Milli Gazete Genel Yayın Yönetmeni Mustafa Kurdaş, Türkiye’de kamulaştırılmış bir medya olduğunu, gazetelerin neredeyse yüzde 99’unun parti gazeteciliği yaptığını söyledi.

Anadolu Gençlik Derneği ve Saadet Partisi Kadın Kolları Teşkilatı tarafından düzenlenen programa katılmak üzere Antalya’ya gelen Milli Gazete Genel Yayın Yönetmeni Mustafa Kurdaş, şehirde görev yapan gazetecilerle bir araya geldi. Gündeme ilişkin değerlendirmelerde bulunan Kurdaş, yıllarca gazetelerine ‘parti gazetesi, parti bülteni’ diyerek etik kurallardan bahsedenlerin entelektüel olarak tanımlanan gazetecilerin bugün ciddi anlamda parti gazeteciliği yaptığını söyledi. “Bugün Türkiye’de neredeyse gazetelerin yüzde 99’u parti gazeteciliği yapıyor.” diyen Kurdaş, bunun da ilkesiz bir şekilde yapıldığını ifade etti. Türkiye’de medyanın kamulaştırıldığını söyleyen Kurdaş, bunların aynı zamanda obez hala geldiğini kaydetti.

Gazete çalışanlarının ve yöneticilerinin aldıkları maaşların belli olduğunu belirten Kurdaş, “Biz gazetecinin normal şartlarda, ilke bakımdan söylüyorum, bir genel yayın yönetmeninin üst limiti belli. Bir muhabirin üst limiti belli. Ama öyle tartışmalar görüyoruz ki bazı televizyonlarda program yapan yorumcular, bazı televizyonların genel yayın yönetmenlerinin üst kadrolarının aldığı maaşları, galiba Türkiye kamuoyuna şöyle bir deşifre edilmiş olsa insanların dudakları uçuklar.
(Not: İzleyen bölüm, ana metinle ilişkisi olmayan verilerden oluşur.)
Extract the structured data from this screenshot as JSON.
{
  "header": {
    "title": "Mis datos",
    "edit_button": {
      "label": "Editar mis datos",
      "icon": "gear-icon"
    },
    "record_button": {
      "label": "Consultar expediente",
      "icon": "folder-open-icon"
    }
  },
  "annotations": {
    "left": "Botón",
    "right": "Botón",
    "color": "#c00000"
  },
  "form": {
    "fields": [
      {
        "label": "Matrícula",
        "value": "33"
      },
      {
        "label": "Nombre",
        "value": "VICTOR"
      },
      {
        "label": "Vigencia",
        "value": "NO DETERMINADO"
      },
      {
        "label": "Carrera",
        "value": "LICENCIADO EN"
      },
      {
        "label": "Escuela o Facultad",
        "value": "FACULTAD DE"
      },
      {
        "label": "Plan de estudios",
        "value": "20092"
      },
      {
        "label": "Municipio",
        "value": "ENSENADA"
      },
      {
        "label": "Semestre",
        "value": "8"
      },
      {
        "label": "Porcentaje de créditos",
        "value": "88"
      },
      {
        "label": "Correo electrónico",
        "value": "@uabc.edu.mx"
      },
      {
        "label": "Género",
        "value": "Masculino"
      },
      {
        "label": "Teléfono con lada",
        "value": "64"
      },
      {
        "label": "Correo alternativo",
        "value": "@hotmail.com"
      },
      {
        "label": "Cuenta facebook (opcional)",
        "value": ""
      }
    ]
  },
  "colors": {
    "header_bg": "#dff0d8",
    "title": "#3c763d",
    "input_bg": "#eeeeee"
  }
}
Bu geçmişte sadece kartel medya için kullanılıyordu. Ama bugün neredeyse iktidarın eteğine tutuşmuş bütün medya mensupları için kullanabiliriz. Çünkü bir besleme ve kamulaştırılmış bir medya ile bugün karşı karşıyayız.” dedi.

“HIRSIZLIK, YOLSUZLUK VE RÜŞVETİ SAVUNMAK İŞLERİ HALİNE GELDİ”

Türkiye’de medyanın gidişatının kötü olduğunun altını çizen Mustafa Kurdaş, “Hırsızlık, yolsuzluk ve rüşvet gibi bir takım tartışmaları savunmak gazetecilerin işi haline geldi. Türkiye’de basın özgür değil. Kimi zaman kamu ilanlarıyla, kimi zaman özel sektöre yapılan baskılarla ilanların hangi gazetelere dağıtılacağı planlamalarla. Sadece illa bir gazetecinin, bir meslektaşımızın içeriye alınması, gözaltına alınması… Bunlar elbetteki hukuk çerçevesinde olması gerekirken farklı farklı süreçler işletiliyor.” dedi.

Kurdaş, ayrıca, TRT’nin tarafsızlığını kaybettiğini söyledi. Şu anda Türkiye’de 10 gazetecinin seçildiğini, bu kişilerin de 7 televizyon kanalında sürekli program yaptığını belirten Kurdaş, ekranların herkese kapalı olduğunu, burada basın özgürlüğünden bahsedilemeyeceğini kaydetti. Kurdaş, şunları söyledi: “Bir tarafta ekonomik, bir tarafta mali, bir tarafta siyasi hedef gösterme olayları oluyorsa, gözaltılar oluyorsa, keyfe göre dün Ata Uçağı’na davet ettiğiniz kişiyi bugün başka bir uygulamaya tutuyorsanız, burada tuhaf şeyler var demektir.”